Britek
Yuri Furber was a serial entrepreneur with two decades of experience in financial software. In 2009, he sold his first company—a custodian-focused financial software business—for $25 million. Rather than retire, he immediately spotted another gap in the market: investment management was still too complicated and too slow for the ecosystem of asset managers, broker dealers, family offices, and wealth managers who needed better tools.
In 2012, Furber founded Britek with a clear mission: to simplify and accelerate investment management. He funded the company with $1 million of his own capital from his previous exit and spent two years building the first product before going to market in 2014. The company operated lean during this period, staying bootstrapped while perfecting the platform's modular architecture that would allow customers to pay based on usage and modules consumed.

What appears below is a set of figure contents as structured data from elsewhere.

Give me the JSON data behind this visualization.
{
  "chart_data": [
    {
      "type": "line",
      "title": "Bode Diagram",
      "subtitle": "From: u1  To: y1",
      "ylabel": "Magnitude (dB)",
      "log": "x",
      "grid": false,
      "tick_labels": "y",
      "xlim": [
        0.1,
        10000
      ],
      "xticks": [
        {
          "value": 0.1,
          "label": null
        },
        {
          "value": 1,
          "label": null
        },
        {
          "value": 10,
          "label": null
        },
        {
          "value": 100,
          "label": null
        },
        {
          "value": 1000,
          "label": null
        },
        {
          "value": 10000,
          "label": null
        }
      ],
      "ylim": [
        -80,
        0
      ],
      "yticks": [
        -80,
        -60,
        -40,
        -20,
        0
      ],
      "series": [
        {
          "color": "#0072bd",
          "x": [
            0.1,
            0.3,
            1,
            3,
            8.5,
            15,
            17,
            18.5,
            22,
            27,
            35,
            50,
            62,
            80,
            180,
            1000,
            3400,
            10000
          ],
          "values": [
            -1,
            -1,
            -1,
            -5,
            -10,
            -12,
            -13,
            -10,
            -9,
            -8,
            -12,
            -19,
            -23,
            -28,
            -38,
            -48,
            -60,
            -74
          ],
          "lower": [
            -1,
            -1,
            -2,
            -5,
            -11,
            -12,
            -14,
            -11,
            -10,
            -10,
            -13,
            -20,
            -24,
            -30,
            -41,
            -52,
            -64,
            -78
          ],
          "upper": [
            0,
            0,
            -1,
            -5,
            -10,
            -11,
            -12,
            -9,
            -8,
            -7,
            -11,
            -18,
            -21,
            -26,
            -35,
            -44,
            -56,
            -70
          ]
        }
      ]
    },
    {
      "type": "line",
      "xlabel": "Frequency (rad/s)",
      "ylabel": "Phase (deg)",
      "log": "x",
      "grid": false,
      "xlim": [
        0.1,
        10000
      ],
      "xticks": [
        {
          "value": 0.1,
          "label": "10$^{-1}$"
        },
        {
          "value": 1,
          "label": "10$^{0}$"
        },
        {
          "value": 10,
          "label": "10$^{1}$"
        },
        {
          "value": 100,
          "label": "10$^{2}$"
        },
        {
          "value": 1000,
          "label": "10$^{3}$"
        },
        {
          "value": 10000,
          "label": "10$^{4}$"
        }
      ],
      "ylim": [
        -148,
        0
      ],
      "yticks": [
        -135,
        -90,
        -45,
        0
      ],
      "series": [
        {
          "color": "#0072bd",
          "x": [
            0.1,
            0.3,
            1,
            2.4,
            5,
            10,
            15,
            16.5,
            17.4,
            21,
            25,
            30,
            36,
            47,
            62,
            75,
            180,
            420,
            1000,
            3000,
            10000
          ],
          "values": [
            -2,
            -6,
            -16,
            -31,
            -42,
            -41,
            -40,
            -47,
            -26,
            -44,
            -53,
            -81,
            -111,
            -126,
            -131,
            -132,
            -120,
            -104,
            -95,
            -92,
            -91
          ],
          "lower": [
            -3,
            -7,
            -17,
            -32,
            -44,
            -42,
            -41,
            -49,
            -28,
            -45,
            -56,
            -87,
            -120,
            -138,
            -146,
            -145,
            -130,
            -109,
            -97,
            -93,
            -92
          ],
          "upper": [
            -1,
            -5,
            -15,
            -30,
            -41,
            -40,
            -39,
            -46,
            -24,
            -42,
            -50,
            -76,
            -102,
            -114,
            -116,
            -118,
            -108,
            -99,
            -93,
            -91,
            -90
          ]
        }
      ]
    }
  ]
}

When Britek launched in 2014, Furber focused on Brazil, Mexico, and Chile—markets with established financial sectors. He built a lean sales organization with a team of "hunters" in Brazil (about six people dedicated to new business acquisition) and resellers in the other markets. The go-to-market strategy was 80% direct sales team and 20% marketing (Google AdWords, social networks, LinkedIn). Within a year, he had acquired 150 customers paying an average of $3,000 per month.
The most surprising metric was retention: Britek achieved less than 1% gross revenue churn per year, with an additional 10% expansion revenue from existing customers—resulting in 109% net revenue retention. Customer acquisition cost was $6,000 (fully loaded), with a 7-month payback period. This meant Britek was willing to spend $21,000 to acquire a $3,000/month customer because the economics were so strong. In 2015, Furber raised $4 million to scale, though he deliberately avoided Brazilian venture debt, which he noted was charging 30-35% interest rates—"impossible" and "stealing" by his assessment.
By 2018-2019, Britek was doing approximately $450,000 per month in revenue ($5.4M ARR), doubling year-over-year with a team of 20 people spread across Sao Paulo, Mexico, and Chile. Furber planned to raise another $6 million at a 6x ARR valuation (roughly $32M pre-money) to fund acquisitions and expand the sales and marketing teams to sustain 100% year-over-year growth for the next 3-5 years.
- •Deep domain expertise from a previous $25M exit allowed Furber to identify a genuine market gap and build credibility with enterprise buyers who needed sophisticated investment management solutions.
- •The usage-based pricing model aligned customer success with company revenue, creating natural incentives for expansion and explaining the exceptional 109% net revenue retention that made unit economics sustainable.
- •A lean two-year bootstrap period before launch enabled product-market fit and a modular architecture optimized for the pricing model, rather than rushing to market with a suboptimal solution.
- •Concentrating the direct sales team in a single high-potential market (Brazil) with hunters focused on new business allowed rapid customer acquisition feedback loops and efficient learning before expanding to adjacent markets.
- •Strong unit economics ($6,000 CAC, 7-month payback, $3,000 MRR contracts) provided the cash flow foundation to grow profitably and negotiate from strength when raising venture capital on favorable terms.
- 1.Leverage your own experience in an industry to identify a specific, painful inefficiency that established competitors overlook, then validate that the market is large enough to fund a venture-scale business.
- 2.Build a modular, usage-based pricing architecture from the start rather than retrofitting it later; design the product so customers naturally expand spending as they consume more features or volume.
- 3.Bootstrap for 18-24 months to refine product-market fit before deploying significant sales resources; focus on retaining early customers and measuring expansion revenue to prove the business model works before scaling acquisition.
- 4.Concentrate your initial direct sales team (hunters) in one geographic market with strong fundamentals, measure CAC and payback period obsessively, and only expand to new markets once you have repeatable acquisition and retention metrics.
- 5.Calculate your unit economics precisely (CAC, payback period, net revenue retention) before raising capital, and use strong metrics to negotiate better terms and higher valuations rather than raising on generic market opportunity.